Louisiana, que je visite ensuite, m’enchante d’autant plus qu’on peut fausser compagnie à ses expositions pour aller dans son jardin peuplé d’arbres et de sculptures — de sculptures et d’arbres.
Je m’amuse d’une exposition de photographies autour d’Elizabeth Taylor, collectionneuse en diable de lunettes, de fourrures, de bijoux, d’hommes, de gants, de chaussures et de trophées divers… De ce bric-à-brac bien rangé (dans des pièces dédiés, des meubles, des tiroirs), seuls émeuvent ses amitiés (pour Monty Clift) ou ses engagements (pour le sida).
Rentré à Copenhague, je renonce au nocturne de l’exposition Gauguin..
Je passe d’ailleurs un temps infini à rétablir le Wifi sur le mobile après que Google — comme si je ne voyageais jamais ! — a cru à une tentative de piratage de ma messagerie (c’est la troisième fois au moins depuis que je me trouve à Copenhague).

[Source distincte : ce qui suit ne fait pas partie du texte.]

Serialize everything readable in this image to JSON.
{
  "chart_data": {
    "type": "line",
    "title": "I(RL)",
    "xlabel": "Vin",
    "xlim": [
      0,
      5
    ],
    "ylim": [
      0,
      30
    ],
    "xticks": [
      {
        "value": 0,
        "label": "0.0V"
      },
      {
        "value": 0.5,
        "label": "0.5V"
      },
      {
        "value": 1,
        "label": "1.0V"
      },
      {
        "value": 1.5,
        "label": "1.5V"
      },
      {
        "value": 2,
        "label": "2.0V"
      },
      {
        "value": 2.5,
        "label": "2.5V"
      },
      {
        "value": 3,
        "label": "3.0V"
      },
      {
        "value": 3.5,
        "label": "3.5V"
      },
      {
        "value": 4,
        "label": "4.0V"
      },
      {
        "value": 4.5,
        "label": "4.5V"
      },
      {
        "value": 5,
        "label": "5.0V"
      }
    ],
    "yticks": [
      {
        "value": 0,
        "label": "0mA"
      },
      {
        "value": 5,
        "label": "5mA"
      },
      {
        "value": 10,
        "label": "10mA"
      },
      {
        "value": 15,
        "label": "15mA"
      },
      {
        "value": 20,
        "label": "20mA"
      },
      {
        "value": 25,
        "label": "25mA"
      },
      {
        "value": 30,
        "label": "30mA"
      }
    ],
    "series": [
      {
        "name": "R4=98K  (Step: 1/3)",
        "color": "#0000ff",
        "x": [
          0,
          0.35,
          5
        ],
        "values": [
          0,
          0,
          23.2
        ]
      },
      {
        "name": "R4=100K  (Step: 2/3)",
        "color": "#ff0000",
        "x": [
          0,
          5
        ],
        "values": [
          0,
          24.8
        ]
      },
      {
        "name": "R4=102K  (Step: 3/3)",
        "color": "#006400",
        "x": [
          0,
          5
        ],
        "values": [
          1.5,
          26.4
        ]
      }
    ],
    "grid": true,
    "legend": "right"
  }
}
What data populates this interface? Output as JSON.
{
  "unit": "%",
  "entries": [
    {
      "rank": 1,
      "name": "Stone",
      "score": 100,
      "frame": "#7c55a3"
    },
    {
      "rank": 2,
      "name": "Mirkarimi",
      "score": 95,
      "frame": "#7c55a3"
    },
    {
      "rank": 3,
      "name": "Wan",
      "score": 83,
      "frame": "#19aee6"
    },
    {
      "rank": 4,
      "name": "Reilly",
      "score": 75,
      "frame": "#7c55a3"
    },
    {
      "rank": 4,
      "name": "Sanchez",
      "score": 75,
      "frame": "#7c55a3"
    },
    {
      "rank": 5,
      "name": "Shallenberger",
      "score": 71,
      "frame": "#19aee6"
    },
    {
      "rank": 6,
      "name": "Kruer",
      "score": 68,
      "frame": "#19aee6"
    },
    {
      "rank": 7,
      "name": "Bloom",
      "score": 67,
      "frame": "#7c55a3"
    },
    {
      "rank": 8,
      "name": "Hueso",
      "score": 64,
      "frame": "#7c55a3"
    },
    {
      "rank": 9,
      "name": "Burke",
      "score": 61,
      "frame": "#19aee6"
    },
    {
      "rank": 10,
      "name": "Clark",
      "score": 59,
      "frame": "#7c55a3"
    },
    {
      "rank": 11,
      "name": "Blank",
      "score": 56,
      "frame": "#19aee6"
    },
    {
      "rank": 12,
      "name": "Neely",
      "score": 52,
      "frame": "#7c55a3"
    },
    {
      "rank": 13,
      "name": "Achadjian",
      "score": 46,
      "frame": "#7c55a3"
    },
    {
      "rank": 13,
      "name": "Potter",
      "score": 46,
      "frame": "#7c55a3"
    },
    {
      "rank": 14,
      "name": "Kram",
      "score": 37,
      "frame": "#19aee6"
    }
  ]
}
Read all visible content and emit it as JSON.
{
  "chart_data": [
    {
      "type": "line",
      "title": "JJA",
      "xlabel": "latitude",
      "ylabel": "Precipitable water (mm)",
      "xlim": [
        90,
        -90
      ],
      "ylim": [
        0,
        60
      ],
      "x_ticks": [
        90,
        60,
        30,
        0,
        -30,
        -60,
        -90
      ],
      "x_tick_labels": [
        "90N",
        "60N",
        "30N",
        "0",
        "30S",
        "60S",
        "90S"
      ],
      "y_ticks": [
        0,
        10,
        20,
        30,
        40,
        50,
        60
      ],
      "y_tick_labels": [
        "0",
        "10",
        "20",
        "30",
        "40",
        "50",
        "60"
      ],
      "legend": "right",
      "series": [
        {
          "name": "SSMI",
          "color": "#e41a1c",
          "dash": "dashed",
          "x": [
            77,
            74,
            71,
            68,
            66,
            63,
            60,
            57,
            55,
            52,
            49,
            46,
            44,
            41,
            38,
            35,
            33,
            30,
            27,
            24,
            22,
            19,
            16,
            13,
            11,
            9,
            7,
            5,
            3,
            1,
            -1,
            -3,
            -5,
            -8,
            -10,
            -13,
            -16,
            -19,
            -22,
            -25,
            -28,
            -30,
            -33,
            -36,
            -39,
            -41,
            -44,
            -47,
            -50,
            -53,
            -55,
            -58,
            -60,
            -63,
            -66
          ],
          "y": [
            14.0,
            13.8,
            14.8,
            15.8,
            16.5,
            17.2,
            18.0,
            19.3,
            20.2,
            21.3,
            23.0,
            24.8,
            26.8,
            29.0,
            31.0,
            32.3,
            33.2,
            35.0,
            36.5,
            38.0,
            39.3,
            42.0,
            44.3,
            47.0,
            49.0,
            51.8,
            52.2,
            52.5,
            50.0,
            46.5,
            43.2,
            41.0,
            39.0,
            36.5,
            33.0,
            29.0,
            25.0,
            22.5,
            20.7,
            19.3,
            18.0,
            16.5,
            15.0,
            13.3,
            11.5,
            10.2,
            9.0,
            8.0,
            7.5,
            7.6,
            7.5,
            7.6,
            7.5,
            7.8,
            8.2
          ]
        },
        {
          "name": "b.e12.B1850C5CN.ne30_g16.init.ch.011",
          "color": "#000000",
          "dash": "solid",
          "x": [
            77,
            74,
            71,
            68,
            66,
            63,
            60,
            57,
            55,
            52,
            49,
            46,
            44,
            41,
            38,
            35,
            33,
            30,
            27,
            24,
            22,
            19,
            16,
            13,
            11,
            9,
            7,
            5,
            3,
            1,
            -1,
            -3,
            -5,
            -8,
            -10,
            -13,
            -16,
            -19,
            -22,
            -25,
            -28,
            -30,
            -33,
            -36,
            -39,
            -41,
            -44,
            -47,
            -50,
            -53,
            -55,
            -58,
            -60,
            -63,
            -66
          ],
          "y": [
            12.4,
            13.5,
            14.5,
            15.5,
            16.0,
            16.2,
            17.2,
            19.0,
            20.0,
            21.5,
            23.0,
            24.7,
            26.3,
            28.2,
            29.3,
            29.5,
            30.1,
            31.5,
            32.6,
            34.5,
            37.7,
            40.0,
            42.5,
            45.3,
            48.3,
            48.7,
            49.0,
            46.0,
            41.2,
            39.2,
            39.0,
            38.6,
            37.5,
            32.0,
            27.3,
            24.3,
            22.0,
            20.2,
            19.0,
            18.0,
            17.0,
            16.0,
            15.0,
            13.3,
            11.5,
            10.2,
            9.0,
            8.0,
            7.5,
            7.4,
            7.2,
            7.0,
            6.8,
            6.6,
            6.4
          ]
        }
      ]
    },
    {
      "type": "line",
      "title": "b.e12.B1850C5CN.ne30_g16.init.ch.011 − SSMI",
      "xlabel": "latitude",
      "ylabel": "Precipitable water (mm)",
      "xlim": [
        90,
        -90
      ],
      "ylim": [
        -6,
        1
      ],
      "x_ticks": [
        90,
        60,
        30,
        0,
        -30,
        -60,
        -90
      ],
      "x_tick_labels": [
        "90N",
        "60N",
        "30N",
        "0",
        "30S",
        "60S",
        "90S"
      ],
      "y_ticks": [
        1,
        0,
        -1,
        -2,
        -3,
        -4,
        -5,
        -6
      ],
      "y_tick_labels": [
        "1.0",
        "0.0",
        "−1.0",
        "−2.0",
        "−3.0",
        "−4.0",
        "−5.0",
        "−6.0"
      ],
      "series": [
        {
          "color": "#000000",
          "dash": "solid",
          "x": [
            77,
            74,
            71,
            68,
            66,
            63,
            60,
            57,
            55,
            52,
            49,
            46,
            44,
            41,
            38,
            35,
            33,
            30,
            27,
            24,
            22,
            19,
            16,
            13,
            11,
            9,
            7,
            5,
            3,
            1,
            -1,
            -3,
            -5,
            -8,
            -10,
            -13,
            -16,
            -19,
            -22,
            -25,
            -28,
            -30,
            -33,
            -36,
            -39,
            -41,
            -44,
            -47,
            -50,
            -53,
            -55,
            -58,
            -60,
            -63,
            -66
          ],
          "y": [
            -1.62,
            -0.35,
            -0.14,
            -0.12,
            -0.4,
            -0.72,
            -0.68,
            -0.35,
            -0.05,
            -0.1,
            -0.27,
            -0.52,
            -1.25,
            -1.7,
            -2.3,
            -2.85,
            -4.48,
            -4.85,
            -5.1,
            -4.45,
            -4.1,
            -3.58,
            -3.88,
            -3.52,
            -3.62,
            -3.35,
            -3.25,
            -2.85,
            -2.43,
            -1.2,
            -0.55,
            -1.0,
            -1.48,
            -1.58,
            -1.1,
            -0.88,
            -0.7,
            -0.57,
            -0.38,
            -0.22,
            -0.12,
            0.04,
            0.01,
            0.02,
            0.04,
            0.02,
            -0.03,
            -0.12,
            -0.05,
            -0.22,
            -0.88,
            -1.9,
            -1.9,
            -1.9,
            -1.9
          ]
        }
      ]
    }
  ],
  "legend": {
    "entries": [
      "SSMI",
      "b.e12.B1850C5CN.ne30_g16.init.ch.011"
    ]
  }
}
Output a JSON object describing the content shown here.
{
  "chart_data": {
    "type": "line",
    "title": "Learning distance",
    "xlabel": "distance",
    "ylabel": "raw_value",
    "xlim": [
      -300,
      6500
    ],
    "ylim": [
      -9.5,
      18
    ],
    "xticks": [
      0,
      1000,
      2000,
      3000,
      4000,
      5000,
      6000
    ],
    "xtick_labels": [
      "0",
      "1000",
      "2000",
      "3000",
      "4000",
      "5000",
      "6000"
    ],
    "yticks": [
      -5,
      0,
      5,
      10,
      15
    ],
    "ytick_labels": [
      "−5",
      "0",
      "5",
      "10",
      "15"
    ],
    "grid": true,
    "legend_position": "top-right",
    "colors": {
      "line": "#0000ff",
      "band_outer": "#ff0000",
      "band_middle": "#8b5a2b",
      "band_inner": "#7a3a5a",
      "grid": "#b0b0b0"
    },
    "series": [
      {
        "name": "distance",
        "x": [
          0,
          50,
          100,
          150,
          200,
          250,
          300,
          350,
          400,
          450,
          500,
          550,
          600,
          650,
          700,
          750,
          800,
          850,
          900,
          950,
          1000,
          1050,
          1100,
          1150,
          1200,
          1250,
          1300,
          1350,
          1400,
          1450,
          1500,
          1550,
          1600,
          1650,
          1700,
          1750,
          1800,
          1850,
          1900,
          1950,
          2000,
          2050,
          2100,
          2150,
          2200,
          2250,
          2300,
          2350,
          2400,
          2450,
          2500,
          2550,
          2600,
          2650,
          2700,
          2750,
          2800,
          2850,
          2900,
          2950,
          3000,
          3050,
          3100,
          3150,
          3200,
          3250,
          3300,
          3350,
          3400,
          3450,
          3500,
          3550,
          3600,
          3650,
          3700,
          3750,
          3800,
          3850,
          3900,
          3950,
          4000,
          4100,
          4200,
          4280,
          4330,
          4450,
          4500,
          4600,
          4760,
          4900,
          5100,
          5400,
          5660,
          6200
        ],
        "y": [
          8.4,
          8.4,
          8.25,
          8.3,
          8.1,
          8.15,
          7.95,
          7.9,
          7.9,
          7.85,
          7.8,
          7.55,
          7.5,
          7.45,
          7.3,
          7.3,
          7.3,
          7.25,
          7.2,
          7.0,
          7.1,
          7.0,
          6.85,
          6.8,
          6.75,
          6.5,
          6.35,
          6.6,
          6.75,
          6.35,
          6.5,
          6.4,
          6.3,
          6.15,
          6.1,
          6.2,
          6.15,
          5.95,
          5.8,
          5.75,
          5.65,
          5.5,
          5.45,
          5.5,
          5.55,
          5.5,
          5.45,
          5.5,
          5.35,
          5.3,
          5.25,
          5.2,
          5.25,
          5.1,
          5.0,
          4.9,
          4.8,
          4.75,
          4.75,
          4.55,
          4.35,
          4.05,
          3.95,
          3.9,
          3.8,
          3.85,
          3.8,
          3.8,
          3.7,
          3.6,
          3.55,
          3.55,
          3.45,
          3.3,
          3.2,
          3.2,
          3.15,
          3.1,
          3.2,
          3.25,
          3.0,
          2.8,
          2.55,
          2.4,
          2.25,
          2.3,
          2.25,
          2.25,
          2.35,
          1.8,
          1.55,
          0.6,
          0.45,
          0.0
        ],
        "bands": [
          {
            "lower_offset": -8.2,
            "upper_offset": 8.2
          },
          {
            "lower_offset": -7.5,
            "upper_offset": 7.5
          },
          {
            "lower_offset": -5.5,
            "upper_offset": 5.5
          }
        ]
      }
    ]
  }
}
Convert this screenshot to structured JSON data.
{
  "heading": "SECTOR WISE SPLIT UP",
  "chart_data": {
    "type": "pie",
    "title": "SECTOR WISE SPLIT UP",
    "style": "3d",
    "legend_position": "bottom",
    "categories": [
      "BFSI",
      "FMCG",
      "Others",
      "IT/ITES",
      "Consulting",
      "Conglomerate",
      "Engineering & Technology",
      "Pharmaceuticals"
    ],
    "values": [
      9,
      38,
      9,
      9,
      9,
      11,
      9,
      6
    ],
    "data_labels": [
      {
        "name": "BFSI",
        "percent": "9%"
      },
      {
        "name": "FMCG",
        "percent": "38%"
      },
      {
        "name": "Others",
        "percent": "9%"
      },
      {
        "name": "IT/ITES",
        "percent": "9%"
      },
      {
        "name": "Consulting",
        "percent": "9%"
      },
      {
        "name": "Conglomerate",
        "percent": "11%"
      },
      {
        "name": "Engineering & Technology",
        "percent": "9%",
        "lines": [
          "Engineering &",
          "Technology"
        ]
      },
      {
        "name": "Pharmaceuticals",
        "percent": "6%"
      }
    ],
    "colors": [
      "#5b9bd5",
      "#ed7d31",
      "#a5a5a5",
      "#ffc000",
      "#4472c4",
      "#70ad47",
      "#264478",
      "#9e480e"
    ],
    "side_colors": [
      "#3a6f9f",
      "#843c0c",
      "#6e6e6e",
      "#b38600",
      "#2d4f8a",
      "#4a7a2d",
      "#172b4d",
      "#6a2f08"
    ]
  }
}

Je parviens tout de même à m’enregistrer sur le portable, d’autant que je ne dispose pas d’imprimante, pour l'avion du retour.
Soir
Après dîner, je retourne chez Oscar, le bar près de l’hôtel de ville, faute d’une meilleure inspiration.
J’écris à T., en complément de mon message envoyé le matin :
(Naturellement si la veille, j'avais su que je trouverais la réécriture masculine de la Petite Sirène dans le port d'Helsingør (Elseneur), c'est elle que j'aurais choisie — enfin, lui...
Tourné — mais sans le regarder, sans rien regarder que lui-même ! — vers le château où se tourmentait déjà son grand cousin Hamlet, ce Manneken-Pis suffisamment grandi pour être devenu mélancolique avait, de fait (pour le coup !), de quoi naufrager là...
Tu noteras, quoi qu'il en soit, qu'il n'attire pas les nuées de touristes alentour, asiatiques ou pas ^^ !)
A bientôt,
Romain
(Ce n’est qu’en examinant à la loupe (numérique) le détail au pied de Han que je m’apercevrai plus tard que la signature en est la même que celle de Please, keep quiet, vu la veille, — celle de Michael Elgreen et Ingar Dragset.)